Three Hundred and twenty four point nine.
That’s how many miles I ran in 2018.
Maybe that seems like a small number to some of you ultra running mega marathon super people, but if you had told me I would run that many miles five years ago I would have straight up laughed in your face. I wish I could say not being able to run to the end of the block was a exaggeration, but it’s not, it even be generous. Running across the yard would leave me winded and clutching a stitch at my side.

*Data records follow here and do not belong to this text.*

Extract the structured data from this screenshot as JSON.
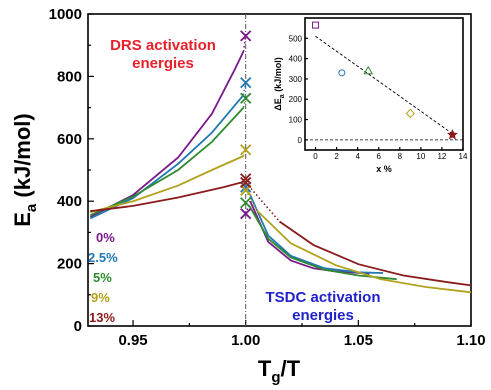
{
  "chart_data": [
    {
      "type": "line",
      "xlabel_main": "T",
      "xlabel_sub": "g",
      "xlabel_tail": "/T",
      "ylabel_main": "E",
      "ylabel_sub": "a",
      "ylabel_tail": " (kJ/mol)",
      "xlim": [
        0.93,
        1.1
      ],
      "ylim": [
        0,
        1000
      ],
      "xticks": [
        "0.95",
        "1.00",
        "1.05",
        "1.10"
      ],
      "xtick_values": [
        0.95,
        1.0,
        1.05,
        1.1
      ],
      "yticks": [
        "0",
        "200",
        "400",
        "600",
        "800",
        "1000"
      ],
      "ytick_values": [
        0,
        200,
        400,
        600,
        800,
        1000
      ],
      "reference_line_x": 1.0,
      "annotations": {
        "drs_line1": "DRS activation",
        "drs_line2": "energies",
        "tsdc_line1": "TSDC activation",
        "tsdc_line2": "energies"
      },
      "series": [
        {
          "name": "0%",
          "color": "#7a1a8a",
          "drs": [
            [
              0.931,
              350
            ],
            [
              0.95,
              420
            ],
            [
              0.97,
              540
            ],
            [
              0.985,
              680
            ],
            [
              0.995,
              820
            ],
            [
              0.999,
              880
            ]
          ],
          "drs_value": 930,
          "tsdc_values": [
            360
          ],
          "tsdc": [
            [
              1.002,
              400
            ],
            [
              1.01,
              270
            ],
            [
              1.02,
              210
            ],
            [
              1.03,
              185
            ],
            [
              1.04,
              175
            ],
            [
              1.055,
              168
            ]
          ]
        },
        {
          "name": "2.5%",
          "color": "#1f78b4",
          "drs": [
            [
              0.931,
              345
            ],
            [
              0.95,
              410
            ],
            [
              0.97,
              520
            ],
            [
              0.985,
              620
            ],
            [
              0.999,
              740
            ]
          ],
          "drs_value": 780,
          "tsdc_values": [
            445
          ],
          "tsdc": [
            [
              1.002,
              420
            ],
            [
              1.01,
              290
            ],
            [
              1.02,
              225
            ],
            [
              1.035,
              185
            ],
            [
              1.05,
              172
            ],
            [
              1.061,
              170
            ]
          ]
        },
        {
          "name": "5%",
          "color": "#2e8b2e",
          "drs": [
            [
              0.931,
              355
            ],
            [
              0.95,
              415
            ],
            [
              0.97,
              500
            ],
            [
              0.985,
              590
            ],
            [
              0.999,
              700
            ]
          ],
          "drs_value": 730,
          "tsdc_values": [
            395
          ],
          "tsdc": [
            [
              1.002,
              380
            ],
            [
              1.01,
              280
            ],
            [
              1.02,
              220
            ],
            [
              1.035,
              180
            ],
            [
              1.05,
              162
            ],
            [
              1.067,
              150
            ]
          ]
        },
        {
          "name": "9%",
          "color": "#b3a11c",
          "drs": [
            [
              0.931,
              365
            ],
            [
              0.95,
              400
            ],
            [
              0.97,
              450
            ],
            [
              0.985,
              500
            ],
            [
              0.999,
              545
            ]
          ],
          "drs_value": 565,
          "tsdc_values": [
            435
          ],
          "tsdc": [
            [
              1.005,
              370
            ],
            [
              1.02,
              265
            ],
            [
              1.04,
              195
            ],
            [
              1.06,
              150
            ],
            [
              1.08,
              125
            ],
            [
              1.1,
              108
            ]
          ]
        },
        {
          "name": "13%",
          "color": "#8b1a1a",
          "drs": [
            [
              0.931,
              368
            ],
            [
              0.95,
              385
            ],
            [
              0.97,
              412
            ],
            [
              0.99,
              445
            ],
            [
              0.999,
              462
            ]
          ],
          "drs_value": 472,
          "tsdc_values": [
            460
          ],
          "tsdc": [
            [
              1.015,
              335
            ],
            [
              1.03,
              260
            ],
            [
              1.05,
              198
            ],
            [
              1.07,
              162
            ],
            [
              1.09,
              140
            ],
            [
              1.1,
              130
            ]
          ]
        }
      ]
    },
    {
      "type": "scatter",
      "xlabel": "x %",
      "ylabel_main": "ΔE",
      "ylabel_sub": "a",
      "ylabel_tail": " (kJ/mol)",
      "xlim": [
        -1,
        14
      ],
      "ylim": [
        -50,
        600
      ],
      "xticks": [
        "0",
        "2",
        "4",
        "6",
        "8",
        "10",
        "12",
        "14"
      ],
      "xtick_values": [
        0,
        2,
        4,
        6,
        8,
        10,
        12,
        14
      ],
      "yticks": [
        "0",
        "100",
        "200",
        "300",
        "400",
        "500"
      ],
      "ytick_values": [
        0,
        100,
        200,
        300,
        400,
        500
      ],
      "fit_line": [
        [
          0,
          510
        ],
        [
          13,
          30
        ]
      ],
      "zero_line": 0,
      "points": [
        {
          "x": 0,
          "y": 565,
          "marker": "square",
          "color": "#7a1a8a"
        },
        {
          "x": 2.5,
          "y": 330,
          "marker": "circle",
          "color": "#1f78b4"
        },
        {
          "x": 5,
          "y": 340,
          "marker": "triangle",
          "color": "#2e8b2e"
        },
        {
          "x": 9,
          "y": 130,
          "marker": "diamond",
          "color": "#b3a11c"
        },
        {
          "x": 13,
          "y": 25,
          "marker": "star",
          "color": "#8b1a1a"
        }
      ]
    }
  ]
}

I was out for a “hike” with my husband one afternoon. I say “hike” because it was just a walk through the woods, barely even a hill to pose a threat. But I couldn’t do it. I think we had only been walking about 15 minutes and I had to sit down and rest, and I remember sitting there and thinking “is this what I want the rest of my life to be like?” sitting around, unable to keep up. Do I want to be on vacation in some amazing place and need to take constant breaks because simple walking is too much for me? I wasn’t overweight by any means, but I huffed and puffed like I was carrying an extra person with me wherever I went. But I decided that day I didn’t want to be that person anymore.
So I decided to run.
And I was horrible at it.
Not just like regular bad, but like truly and terrifically terrible at it. Forget running a mile, I couldn’t even make it a full block before I would have to slow down to a walk. But I stuck to it a few times a week. Running as much as I could, then slowing to a walk, then running again, then walking again. I just kept pushing myself as far as I could each time. I don’t remember exactly how long it took me - several months at least, but I remember the day I finally ran a half mile without stopping. I pretty much felt like a superhero. Albeit a superhero who could barely breathe, but hell, I did it.

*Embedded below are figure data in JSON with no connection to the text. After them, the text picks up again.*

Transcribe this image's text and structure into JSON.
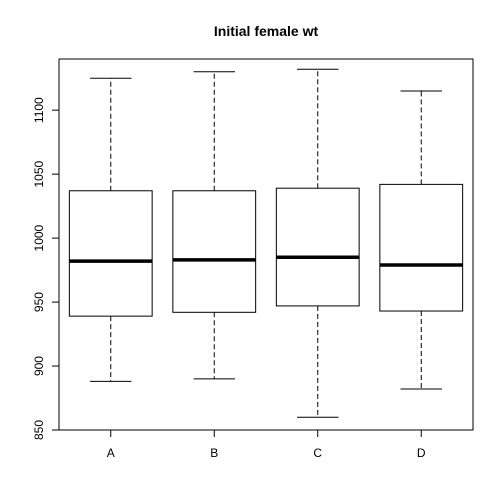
{
  "chart_data": {
    "type": "box",
    "title": "Initial female wt",
    "xlabel": "",
    "ylabel": "",
    "ylim": [
      850,
      1140
    ],
    "yticks": [
      850,
      900,
      950,
      1000,
      1050,
      1100
    ],
    "categories": [
      "A",
      "B",
      "C",
      "D"
    ],
    "boxes": [
      {
        "category": "A",
        "min": 888,
        "q1": 939,
        "median": 982,
        "q3": 1037,
        "max": 1125
      },
      {
        "category": "B",
        "min": 890,
        "q1": 942,
        "median": 983,
        "q3": 1037,
        "max": 1130
      },
      {
        "category": "C",
        "min": 860,
        "q1": 947,
        "median": 985,
        "q3": 1039,
        "max": 1132
      },
      {
        "category": "D",
        "min": 882,
        "q1": 943,
        "median": 979,
        "q3": 1042,
        "max": 1115
      }
    ],
    "grid": false,
    "colors": {
      "stroke": "#000000",
      "box_fill": "#ffffff",
      "background": "#ffffff"
    }
  }
}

Ever so slowly I got farther and farther, and finally found myself being able to run one, two, three miles at a time. I did my first 5k in a sleet storm and finished soaked from head to toe, but happy. I was a runner. Sure, I wasn’t running marathons (and actually don’t plan to, in case you’re wondering), but I was running. Something I really never thought I could do.
Running isn’t just putting one foot in front of the other to me, it’s a dare. Whenever my brain tries to tell me I can’t do something, the runner in me says “I bet you can”. It might be a long a painful journey, just like running has been, but I know know that I can get to the other side. I might be sweaty and gasping for breath, but I know now that I can.